The environmental impact of photovoltaic (PV) cells is an important consideration as solar power grows as an energy source. There are several key factors to examine:

Energy Payback Time

This refers to the amount of time a PV system must operate to generate the same amount of energy that went into manufacturing it. Modern PV panels have an energy payback time of 1-4 years. After this period, they generate net clean energy.

Greenhouse Gas Emissions

PV cells generate electricity without any greenhouse gas emissions during operation. However, there are emissions associated with manufacturing and transportation. Still, lifecycle analyses show PV emits far lower emissions per kWh than fossil fuels.

Toxicity and Recycling

PV cells contain some toxic materials like lead and cadmium. Proper recycling can reclaim these materials, with some panels achieving 80-90% recyclability. Work is also underway to reduce toxicity of new solar panels.
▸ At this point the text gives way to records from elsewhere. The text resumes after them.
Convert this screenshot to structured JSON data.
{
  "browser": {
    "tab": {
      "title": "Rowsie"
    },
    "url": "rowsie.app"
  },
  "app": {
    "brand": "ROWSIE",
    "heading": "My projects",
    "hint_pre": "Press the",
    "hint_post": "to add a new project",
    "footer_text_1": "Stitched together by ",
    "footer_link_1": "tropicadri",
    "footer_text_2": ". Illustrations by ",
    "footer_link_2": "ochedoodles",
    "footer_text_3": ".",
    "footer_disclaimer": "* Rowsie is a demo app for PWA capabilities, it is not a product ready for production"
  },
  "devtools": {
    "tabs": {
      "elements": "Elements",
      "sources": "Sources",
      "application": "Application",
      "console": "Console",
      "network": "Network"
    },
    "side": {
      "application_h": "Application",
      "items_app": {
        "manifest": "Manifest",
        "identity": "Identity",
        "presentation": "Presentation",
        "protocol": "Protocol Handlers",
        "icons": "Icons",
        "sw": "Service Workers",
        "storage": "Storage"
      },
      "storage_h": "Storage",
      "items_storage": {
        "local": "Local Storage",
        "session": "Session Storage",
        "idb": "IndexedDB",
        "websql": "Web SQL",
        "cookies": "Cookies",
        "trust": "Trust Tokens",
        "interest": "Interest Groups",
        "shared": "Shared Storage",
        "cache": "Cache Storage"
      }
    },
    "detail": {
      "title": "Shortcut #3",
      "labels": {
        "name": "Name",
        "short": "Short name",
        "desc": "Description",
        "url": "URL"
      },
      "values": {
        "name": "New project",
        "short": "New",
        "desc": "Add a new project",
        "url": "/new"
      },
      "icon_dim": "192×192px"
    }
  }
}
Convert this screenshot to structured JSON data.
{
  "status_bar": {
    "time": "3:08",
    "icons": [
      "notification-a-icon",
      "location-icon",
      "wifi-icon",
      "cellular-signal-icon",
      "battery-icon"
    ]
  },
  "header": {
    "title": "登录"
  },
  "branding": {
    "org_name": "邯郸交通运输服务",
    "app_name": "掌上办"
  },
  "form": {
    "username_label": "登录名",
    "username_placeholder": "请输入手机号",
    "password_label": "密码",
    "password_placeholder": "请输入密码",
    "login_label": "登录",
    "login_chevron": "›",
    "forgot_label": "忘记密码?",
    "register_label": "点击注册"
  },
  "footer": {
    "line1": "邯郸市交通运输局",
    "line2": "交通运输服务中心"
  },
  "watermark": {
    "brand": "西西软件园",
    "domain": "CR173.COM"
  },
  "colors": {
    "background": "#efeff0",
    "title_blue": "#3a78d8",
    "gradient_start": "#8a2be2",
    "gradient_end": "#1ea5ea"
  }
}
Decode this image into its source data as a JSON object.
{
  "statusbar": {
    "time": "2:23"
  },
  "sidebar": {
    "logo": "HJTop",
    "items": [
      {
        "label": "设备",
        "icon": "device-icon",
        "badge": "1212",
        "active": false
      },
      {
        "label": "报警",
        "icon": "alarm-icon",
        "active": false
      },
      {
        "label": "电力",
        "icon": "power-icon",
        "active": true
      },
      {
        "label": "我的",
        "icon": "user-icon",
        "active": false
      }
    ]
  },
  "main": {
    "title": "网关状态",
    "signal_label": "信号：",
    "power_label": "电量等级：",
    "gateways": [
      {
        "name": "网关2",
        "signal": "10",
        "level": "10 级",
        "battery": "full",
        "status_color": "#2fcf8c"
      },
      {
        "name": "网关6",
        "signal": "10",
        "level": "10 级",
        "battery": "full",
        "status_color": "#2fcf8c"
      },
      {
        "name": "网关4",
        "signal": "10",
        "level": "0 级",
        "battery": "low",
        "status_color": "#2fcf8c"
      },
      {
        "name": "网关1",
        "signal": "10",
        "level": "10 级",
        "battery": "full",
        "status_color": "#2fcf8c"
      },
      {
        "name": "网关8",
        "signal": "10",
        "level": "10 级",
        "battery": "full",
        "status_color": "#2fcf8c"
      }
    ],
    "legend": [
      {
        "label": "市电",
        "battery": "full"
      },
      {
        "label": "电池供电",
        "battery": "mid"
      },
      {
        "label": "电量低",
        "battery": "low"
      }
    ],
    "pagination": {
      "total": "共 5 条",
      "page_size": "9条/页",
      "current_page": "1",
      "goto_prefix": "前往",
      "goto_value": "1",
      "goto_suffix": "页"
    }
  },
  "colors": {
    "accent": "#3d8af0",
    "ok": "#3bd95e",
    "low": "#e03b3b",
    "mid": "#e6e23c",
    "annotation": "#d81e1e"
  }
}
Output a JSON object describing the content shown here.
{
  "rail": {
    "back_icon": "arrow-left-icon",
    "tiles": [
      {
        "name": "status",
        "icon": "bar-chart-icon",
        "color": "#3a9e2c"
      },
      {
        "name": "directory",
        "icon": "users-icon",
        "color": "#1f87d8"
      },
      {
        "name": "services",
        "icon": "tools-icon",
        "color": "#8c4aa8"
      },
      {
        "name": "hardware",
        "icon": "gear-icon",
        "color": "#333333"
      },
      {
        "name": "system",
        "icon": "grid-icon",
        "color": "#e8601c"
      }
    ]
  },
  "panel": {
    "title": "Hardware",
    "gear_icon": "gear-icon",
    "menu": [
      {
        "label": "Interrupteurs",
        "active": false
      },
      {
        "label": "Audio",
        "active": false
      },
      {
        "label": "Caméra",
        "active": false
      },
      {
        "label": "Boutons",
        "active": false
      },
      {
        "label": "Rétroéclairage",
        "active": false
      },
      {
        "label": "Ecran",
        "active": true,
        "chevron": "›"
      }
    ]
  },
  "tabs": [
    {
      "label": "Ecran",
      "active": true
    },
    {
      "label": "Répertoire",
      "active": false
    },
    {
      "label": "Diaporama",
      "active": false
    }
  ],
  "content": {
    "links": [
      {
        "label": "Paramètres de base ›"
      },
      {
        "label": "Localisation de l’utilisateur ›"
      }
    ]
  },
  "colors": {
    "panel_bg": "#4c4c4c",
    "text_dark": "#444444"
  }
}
Overall, PV waste is minimal compared to other energy sources.

Future of PV Cells

PV cell technology is rapidly advancing and has an exciting future ahead. Researchers are exploring new materials and designs that can boost efficiency and lower costs even further.

Perovskites are emerging as a promising new material that could achieve higher efficiencies than traditional silicon cells. Perovskite cells have already reached efficiencies over 25% in lab tests. With more development, perovskites may become a major player in large-scale PV cell production.

New tandem cell designs that stack multiple materials are also being researched. These tandem cells could potentially push efficiencies up to 50% or more by utilizing a broader spectrum of light.Companies are also working on improving manufacturing techniques to produce more efficient silicon cells at even lower costs.

As PV cell technology continues improving, solar is projected to play a major role in the global transition to renewable energy. With costs decreasing and efficiencies increasing, solar PV could account for over 15% of worldwide electricity generation by 2030. The future is bright for these cells that turn sunlight into electricity.